Set partially in and around Atlanta, The Walking Dead’s initial issues (drawn by Tony Moore) don’t disguise the premise’s debt to George Romero’s zombie apocalypse scenario, and the opening scenes prove derivative of the beginning of 28 Days Later… Rick Grimes, a police officer from a small Kentucky town, awakens from a coma to discover his hospital deserted and the community overrun with the living dead. From a couple of still-breathing townsfolks he learns of the undead epidemic and hears a rumor that Atlanta has become a regional stronghold for survivors. He makes his way on horseback to the ATL, where he finds no civil authority, lots of zombies and, miraculously, his wife and son among a small group of survivors.

Walking’s first major arc primarily takes place in a rural roadside camp near Atlanta, with some action set pieces set in downtown.

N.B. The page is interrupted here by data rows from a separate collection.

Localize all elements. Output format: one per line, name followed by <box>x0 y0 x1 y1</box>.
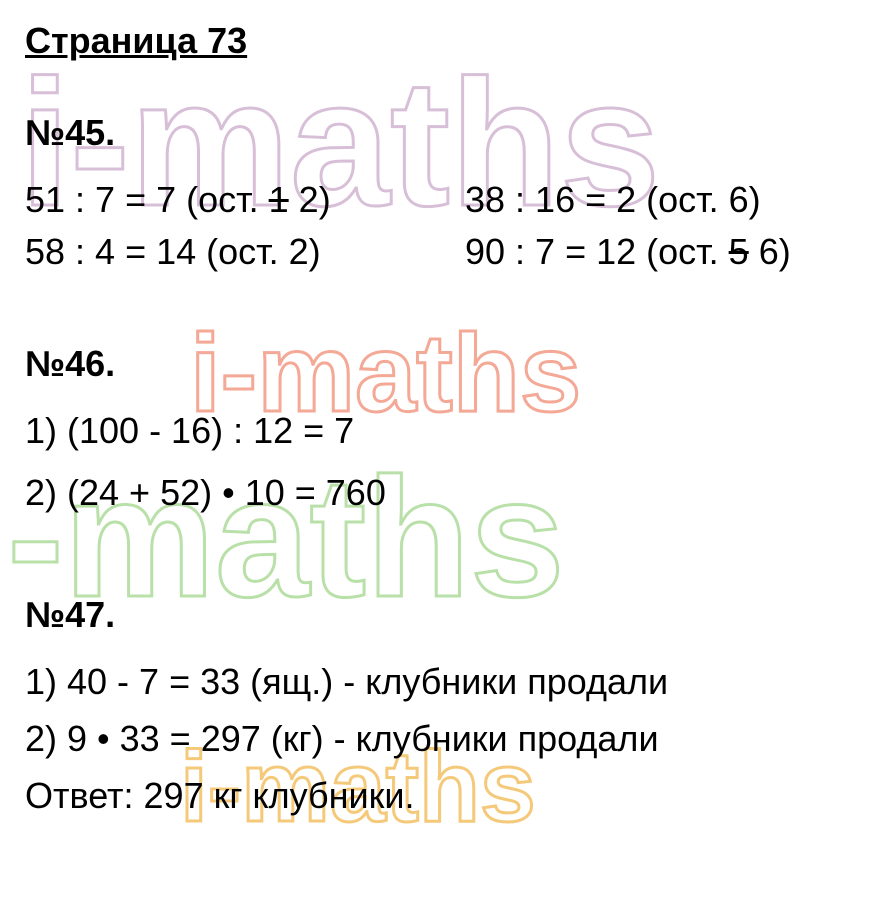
equation-line: 2) 9 • 33 = 297 (кг) - клубники продали <box>25 718 871 760</box>
content-container: Страница 73 №45. 51 : 7 = 7 (ост. 1 2) 3… <box>25 20 871 817</box>
equation-line: 1) 40 - 7 = 33 (ящ.) - клубники продали <box>25 661 871 703</box>
equation-right: 38 : 16 = 2 (ост. 6) <box>465 179 871 221</box>
problem-45: №45. 51 : 7 = 7 (ост. 1 2) 38 : 16 = 2 (… <box>25 112 871 273</box>
struck-text: 5 <box>729 231 749 272</box>
answer-line: Ответ: 297 кг клубники. <box>25 775 871 817</box>
struck-text: 1 <box>269 179 289 220</box>
problem-47: №47. 1) 40 - 7 = 33 (ящ.) - клубники про… <box>25 594 871 817</box>
page-title: Страница 73 <box>25 20 871 62</box>
equation-row: 58 : 4 = 14 (ост. 2) 90 : 7 = 12 (ост. 5… <box>25 231 871 273</box>
problem-46: №46. 1) (100 - 16) : 12 = 7 2) (24 + 52)… <box>25 343 871 514</box>
equation-text: 51 : 7 = 7 (ост. <box>25 179 269 220</box>
equation-right: 90 : 7 = 12 (ост. 5 6) <box>465 231 871 273</box>
equation-text: 6) <box>749 231 791 272</box>
equation-line: 2) (24 + 52) • 10 = 760 <box>25 472 871 514</box>
problem-number-46: №46. <box>25 343 871 385</box>
equation-text: 58 : 4 = 14 (ост. 2) <box>25 231 321 272</box>
equation-left: 51 : 7 = 7 (ост. 1 2) <box>25 179 465 221</box>
equation-text: 38 : 16 = 2 (ост. 6) <box>465 179 761 220</box>
equation-text: 2) <box>289 179 331 220</box>
equation-text: 90 : 7 = 12 (ост. <box>465 231 729 272</box>
problem-number-47: №47. <box>25 594 871 636</box>
problem-number-45: №45. <box>25 112 871 154</box>
equation-left: 58 : 4 = 14 (ост. 2) <box>25 231 465 273</box>
equation-row: 51 : 7 = 7 (ост. 1 2) 38 : 16 = 2 (ост. … <box>25 179 871 221</box>
equation-line: 1) (100 - 16) : 12 = 7 <box>25 410 871 452</box>
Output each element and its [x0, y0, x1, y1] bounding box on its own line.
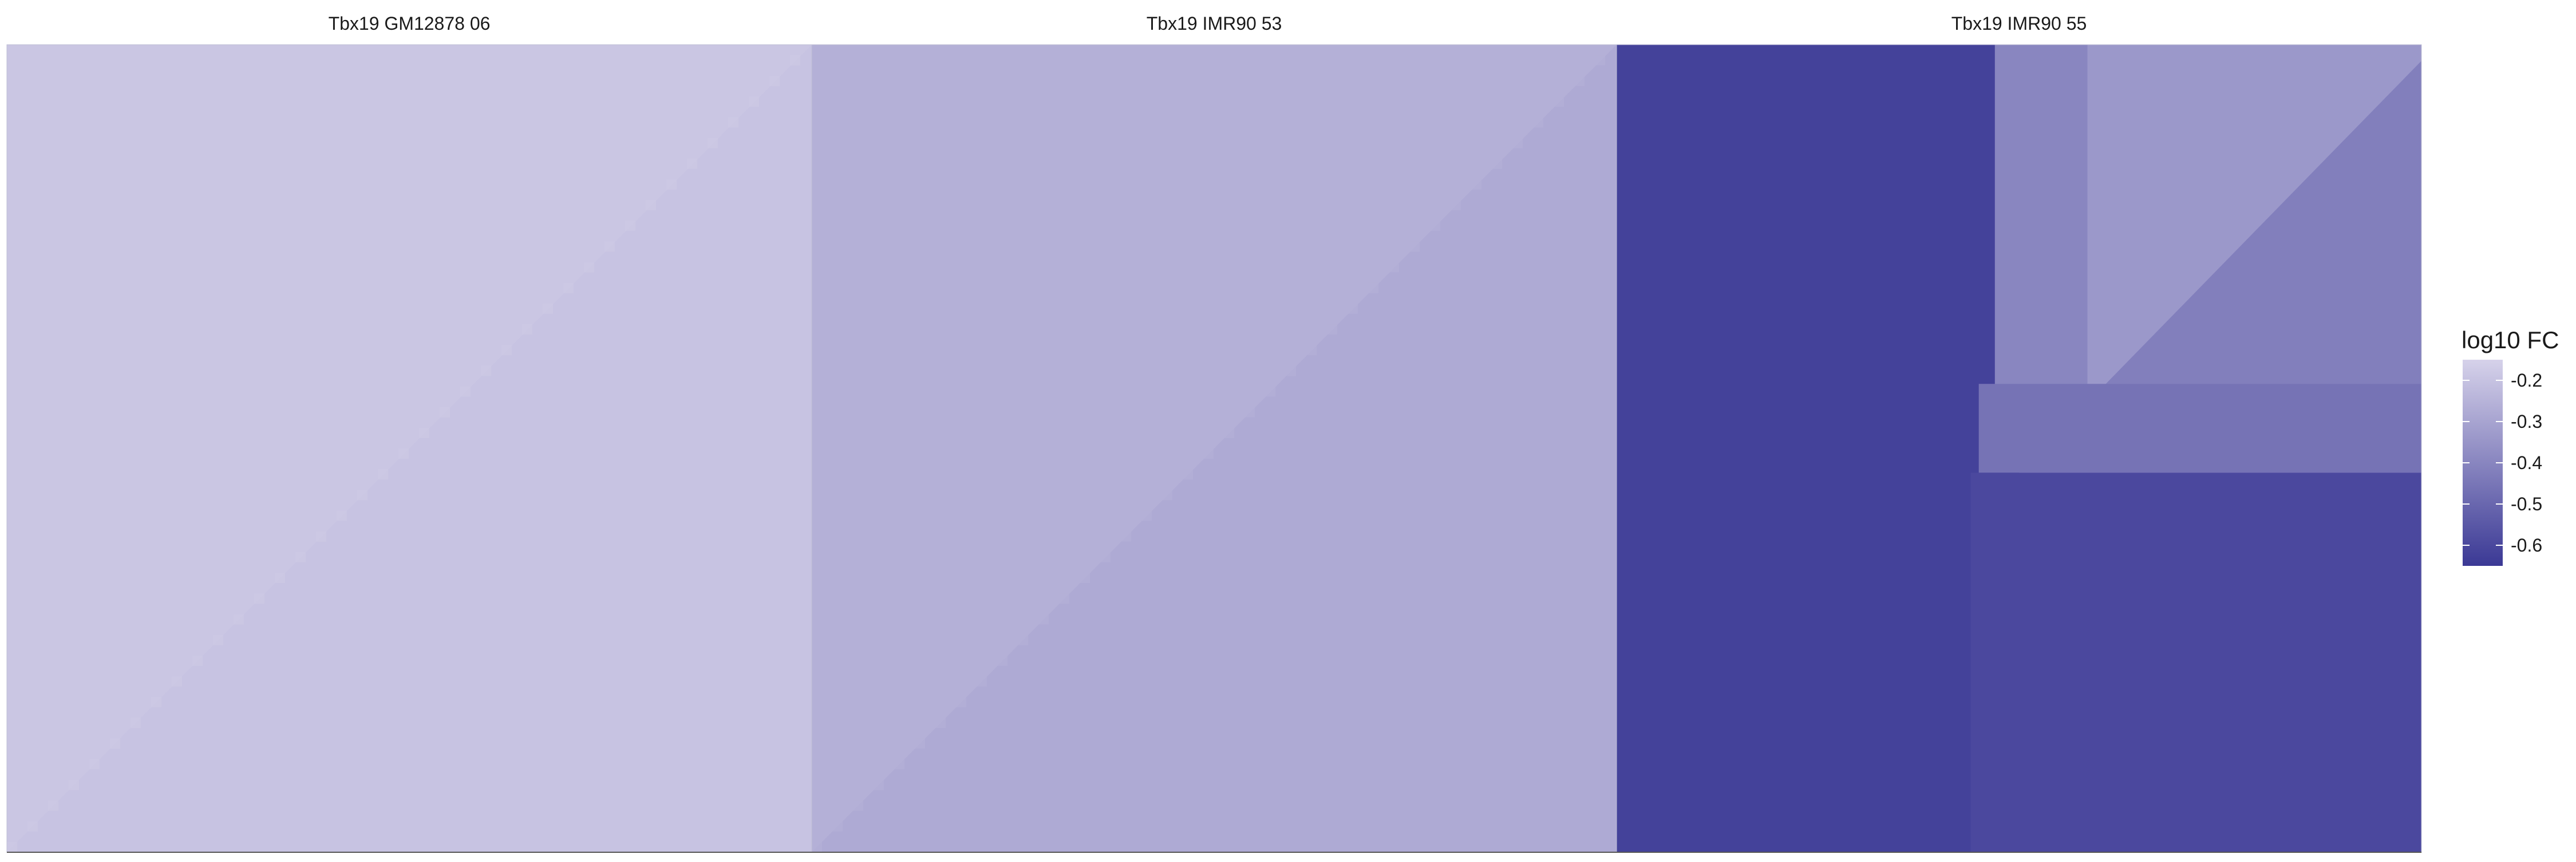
- heatmap-cell: [977, 676, 987, 687]
- heatmap-cell: [935, 718, 946, 729]
- heatmap-cell: [605, 241, 615, 252]
- heatmap-cell: [481, 365, 491, 376]
- heatmap-cell: [378, 469, 388, 480]
- heatmap-cell: [192, 655, 203, 666]
- heatmap-region-right-triangle: [2019, 61, 2421, 473]
- heatmap-cell: [295, 552, 306, 562]
- heatmap-cell: [1430, 221, 1440, 231]
- heatmap-cell: [419, 427, 429, 438]
- heatmap-cell: [254, 593, 264, 604]
- heatmap-cell: [1306, 345, 1317, 356]
- heatmap-region-middle-band: [1978, 384, 2421, 473]
- heatmap-cell: [1100, 552, 1111, 562]
- heatmap-cell: [1121, 531, 1131, 542]
- heatmap-cell: [1141, 510, 1152, 521]
- heatmap-cell: [7, 841, 17, 852]
- heatmap-cell: [275, 572, 285, 583]
- heatmap-cell: [1203, 448, 1214, 459]
- heatmap-cell: [1595, 55, 1605, 66]
- heatmap-cell: [874, 780, 884, 790]
- heatmap-cell: [440, 407, 450, 418]
- heatmap-cell: [1451, 200, 1461, 211]
- legend-tick-label: -0.4: [2511, 452, 2542, 473]
- panel-title: Tbx19 GM12878 06: [329, 13, 491, 34]
- heatmap-cell: [151, 696, 161, 707]
- heatmap-cell: [1327, 324, 1337, 335]
- heatmap-cell: [1574, 76, 1585, 86]
- heatmap-cell: [234, 614, 244, 625]
- heatmap-cell: [48, 800, 58, 811]
- legend-tick-label: -0.6: [2511, 535, 2542, 556]
- heatmap-panel-3: Tbx19 IMR90 55: [1616, 13, 2422, 853]
- heatmap-cell: [1162, 490, 1172, 501]
- heatmap-cell: [708, 137, 718, 148]
- heatmap-cell: [584, 262, 594, 273]
- heatmap-cell: [172, 676, 182, 687]
- heatmap-cell: [894, 759, 904, 770]
- heatmap-cell: [316, 531, 326, 542]
- panel-title: Tbx19 IMR90 53: [1147, 13, 1282, 34]
- heatmap-cell: [1554, 96, 1564, 107]
- heatmap-cell: [687, 158, 697, 169]
- heatmap-cell: [1080, 572, 1090, 583]
- heatmap-cell: [1492, 158, 1502, 169]
- heatmap-cell: [522, 324, 532, 335]
- heatmap-cell: [563, 282, 574, 293]
- heatmap-cell: [728, 117, 738, 128]
- legend-title: log10 FC: [2462, 326, 2559, 353]
- heatmap-cell: [337, 510, 347, 521]
- heatmap-cell: [89, 759, 100, 770]
- panel-title: Tbx19 IMR90 55: [1951, 13, 2087, 34]
- heatmap-cell: [460, 386, 471, 397]
- heatmap-cell: [501, 345, 512, 356]
- heatmap-cell: [1409, 241, 1420, 252]
- heatmap-region-upper-middle-strip: [1994, 45, 2088, 448]
- heatmap-cell: [790, 55, 800, 66]
- heatmap-cell: [1224, 427, 1234, 438]
- heatmap-cell: [915, 738, 925, 749]
- heatmap-cell: [1389, 262, 1399, 273]
- heatmap-cell: [769, 76, 780, 86]
- heatmap-cell: [1471, 179, 1481, 190]
- heatmap-cell: [69, 780, 79, 790]
- heatmap-cell: [398, 448, 409, 459]
- heatmap-cell: [646, 200, 656, 211]
- heatmap-cell: [1533, 117, 1543, 128]
- heatmap-cell: [213, 635, 223, 645]
- heatmap-cell: [1348, 303, 1358, 314]
- heatmap-cell: [1512, 137, 1523, 148]
- heatmap-cell: [1286, 365, 1296, 376]
- heatmap-region-left-block: [1617, 45, 1995, 852]
- legend-tick-label: -0.5: [2511, 494, 2542, 514]
- legend-tick-label: -0.2: [2511, 370, 2542, 391]
- heatmap-cell: [853, 800, 863, 811]
- heatmap-cell: [832, 821, 843, 832]
- heatmap-cell: [812, 841, 822, 852]
- heatmap-cell: [1038, 614, 1049, 625]
- heatmap-cell: [666, 179, 677, 190]
- heatmap-cell: [997, 655, 1008, 666]
- heatmap-cell: [1368, 282, 1378, 293]
- heatmap-cell: [1183, 469, 1193, 480]
- heatmap-cell: [110, 738, 120, 749]
- heatmap-cell: [749, 96, 759, 107]
- heatmap-panel-2: Tbx19 IMR90 53: [811, 13, 1617, 853]
- heatmap-cell: [27, 821, 38, 832]
- heatmap-cell: [357, 490, 368, 501]
- heatmap-cell: [1265, 386, 1275, 397]
- legend: log10 FC -0.2 -0.3 -0.4 -0.5 -0.6: [2462, 326, 2559, 566]
- heatmap-cell: [1244, 407, 1255, 418]
- heatmap-cell: [131, 718, 141, 729]
- heatmap-panel-1: Tbx19 GM12878 06: [6, 13, 812, 853]
- heatmap-region-bottom-block: [1970, 473, 2421, 852]
- heatmap-cell: [625, 221, 635, 231]
- legend-tick-label: -0.3: [2511, 411, 2542, 432]
- heatmap-cell: [1018, 635, 1028, 645]
- heatmap-cell: [543, 303, 553, 314]
- heatmap-cell: [956, 696, 966, 707]
- heatmap-cell: [1059, 593, 1069, 604]
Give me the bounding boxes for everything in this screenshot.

It’s a hoot to see the city dramatized in the comic book, and it’s fun to see the details that feel a little off. For an urban area notorious for its sprawl, surely Rick and his friends could have found a more convenient gun shop without going all the way to zombie-infested inner city (at “38th and Pleasant”). Christmas comes during this part of the story, and December brings more snowfall than I’ve ever seen in Atlanta during that month. Presumably the Atlanta-based production will deliver more local color.

Visually, The Walking Dead serves as a combination of the stark, simple black-and-white rendering of contemporary graphic novels with gory grotesquerie of vintage horror comics like Tales of the Crypt. Charlie Adlard took over drawing duties with issue 8, and has a flair for conveying the cinematic pace of zombie-fighting scenes and the emptiness of rural and urban settings. (He also tends to draw the supporting characters as looking a little too much alike.)

Rick quickly becomes the leader of the group, and as the narrative progresses, the horrific shock value of zombie attacks gives way explorations of fractured group dynamics and the traumatized psychology of the survivors. When they’re not on the verge of killing each other, they’re on the verge of hooking up. (Hey, it’s just zombie-apocalypse sex.) At one point a middle-aged survivor with a young girlfriend wonders if he has many good years left, and she replies that none of them have any good years left.

Shifts of location – from gated community to farmhouse to high-security prison – bring different challenges from without and within. Rick, to be played by Andrew Lincoln, begins as a clean-cut, morally upstanding hero, but goes to questionable extremes in the name of protecting the group. Arguably he belongs in the company of such flawed TV protagonists as “Mad Men’s” Don Draper and “Breaking Bad’s” Walter White – and do either of them know how to sever a head in one motion? Actually, Don and Walter probably do.

Kirkman once described The Walking Dead as being the equivalent of a zombie movie "without an ending," in that the serial nature of the story ensures that the characters' attempts to survive will never reach a neat conclusion (for good or ill), unlike the average zombie movie. Hopefully AMC will do right by "The Walking Dead" to ensure it enjoys a long life (or lack thereof) in Atlanta.